CBT is also one of the most appropriate approaches to be delivered by electronic mediums (often referred to as e-therapies).
Interpersonal therapy (IPT)
Interpersonal Therapy (IPT) is an approach that focuses on personal relationships as the cause for mental health problems and developing skills to resolve those issues. IPT strongly believes that personal relationships have a significant impact on people suffering from depression with a very high potential to be a trigger or a perpetuating factor.
Identifying unhealthy/negative patterns in your personal relationships that can intensify your exposure to the problem by acting as stressors for depression is the major element of IPT. Recognising these patterns is the first step to ameliorate your relationship. It further includes learning to cope with grief, resolving conflicts and developing resilience throughout your journey.

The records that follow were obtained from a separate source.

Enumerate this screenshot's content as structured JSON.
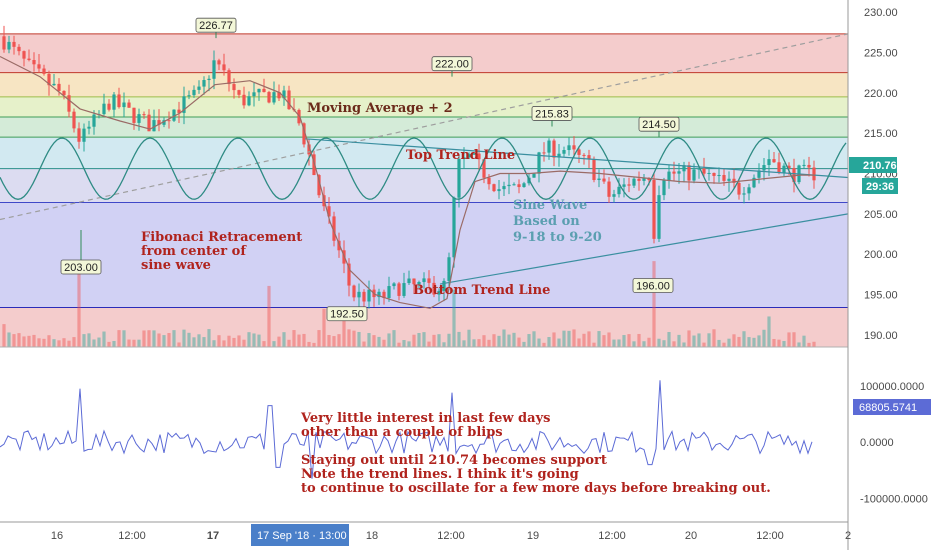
{
  "chart_data": [
    {
      "type": "candlestick",
      "y_ticks": [
        "230.00",
        "225.00",
        "220.00",
        "215.00",
        "210.00",
        "205.00",
        "200.00",
        "195.00",
        "190.00"
      ],
      "ylim": [
        188.5,
        231.5
      ],
      "x_ticks": [
        "16",
        "12:00",
        "17",
        "17 Sep '18 · 13:00",
        "18",
        "12:00",
        "19",
        "12:00",
        "20",
        "12:00",
        "2"
      ],
      "crosshair_time_label": "17 Sep '18 · 13:00",
      "last_price": "210.76",
      "countdown": "29:36",
      "fib_levels": [
        227.3,
        222.5,
        219.5,
        217.0,
        214.5,
        210.6,
        206.4,
        193.4
      ],
      "fib_zone_colors": [
        "#f3c7c7",
        "#f6e2bd",
        "#e3f0c4",
        "#cfe9d4",
        "#cde7f0",
        "#d8d8ef",
        "#ccccf3",
        "#f3c7c7"
      ],
      "price_callouts": [
        {
          "label": "226.77",
          "value": 226.77
        },
        {
          "label": "222.00",
          "value": 222.0
        },
        {
          "label": "215.83",
          "value": 215.83
        },
        {
          "label": "214.50",
          "value": 214.5
        },
        {
          "label": "203.00",
          "value": 203.0
        },
        {
          "label": "192.50",
          "value": 192.5
        },
        {
          "label": "196.00",
          "value": 196.0
        }
      ],
      "annotations": [
        {
          "text": "Moving Average + 2",
          "color": "#6b2a1a"
        },
        {
          "text": "Top Trend Line",
          "color": "#b0231d"
        },
        {
          "text": "Bottom Trend Line",
          "color": "#b0231d"
        },
        {
          "text": "Sine Wave",
          "color": "#5b9fb0"
        },
        {
          "text": "Based on",
          "color": "#5b9fb0"
        },
        {
          "text": "9-18 to 9-20",
          "color": "#5b9fb0"
        },
        {
          "text": "Fibonaci Retracement",
          "color": "#b0231d"
        },
        {
          "text": "from center of",
          "color": "#b0231d"
        },
        {
          "text": "sine wave",
          "color": "#b0231d"
        }
      ],
      "colors": {
        "up": "#26a69a",
        "down": "#ef5350",
        "ma": "#9a6b66",
        "sine": "#2e8b84",
        "trend": "#3a8fa0",
        "dashed": "#9e9e9e"
      }
    },
    {
      "type": "line",
      "y_ticks": [
        "100000.0000",
        "0.0000",
        "-100000.0000"
      ],
      "ylim": [
        -135000,
        155000
      ],
      "last_value": "68805.5741",
      "annotations": [
        "Very little interest in last few days",
        "other than a couple of blips",
        "Staying out until 210.74 becomes support",
        "Note the trend lines.  I think it's going",
        "to continue to oscillate for a few more days before breaking out."
      ],
      "line_color": "#5c6bd6"
    }
  ]
}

Apart from being the major element of Cognitive Behaviour Therapy, Behavioural Therapy itself is a widely used approach in the treatment of depression. It focuses majorly on behavioural activation and using reinforcement techniques to encourage healthy patterns of behaviour. This change in behaviour with the use of rewards automatically gives rise to pleasant feelings and reverses the negative patterns.
Mindfulness-Based Cognitive Therapy (MBCT)
Mindfulness-Based Cognitive Therapy (MBCT) is a form of both group and individual therapy. It is often referred to as a type of meditation technique. MCBT emphasises on focusing on the current moment and being aware of your thoughts and experiences, both pleasant and unpleasant ones. Unlike other therapies, MCBT does focus on changing these thoughts.
It begins by starting to focus on your breath but later moves to allow the feelings and thought fly free. In this manner, MCBT helps to put a stop on thinking about the past or the future leading to putting a break on unpleasant thoughts. This technique has shown significant results in avoiding the recurrence of depressive symptoms by encouraging more observant and accepting behaviour and identifying changes in these patterns at very early stages.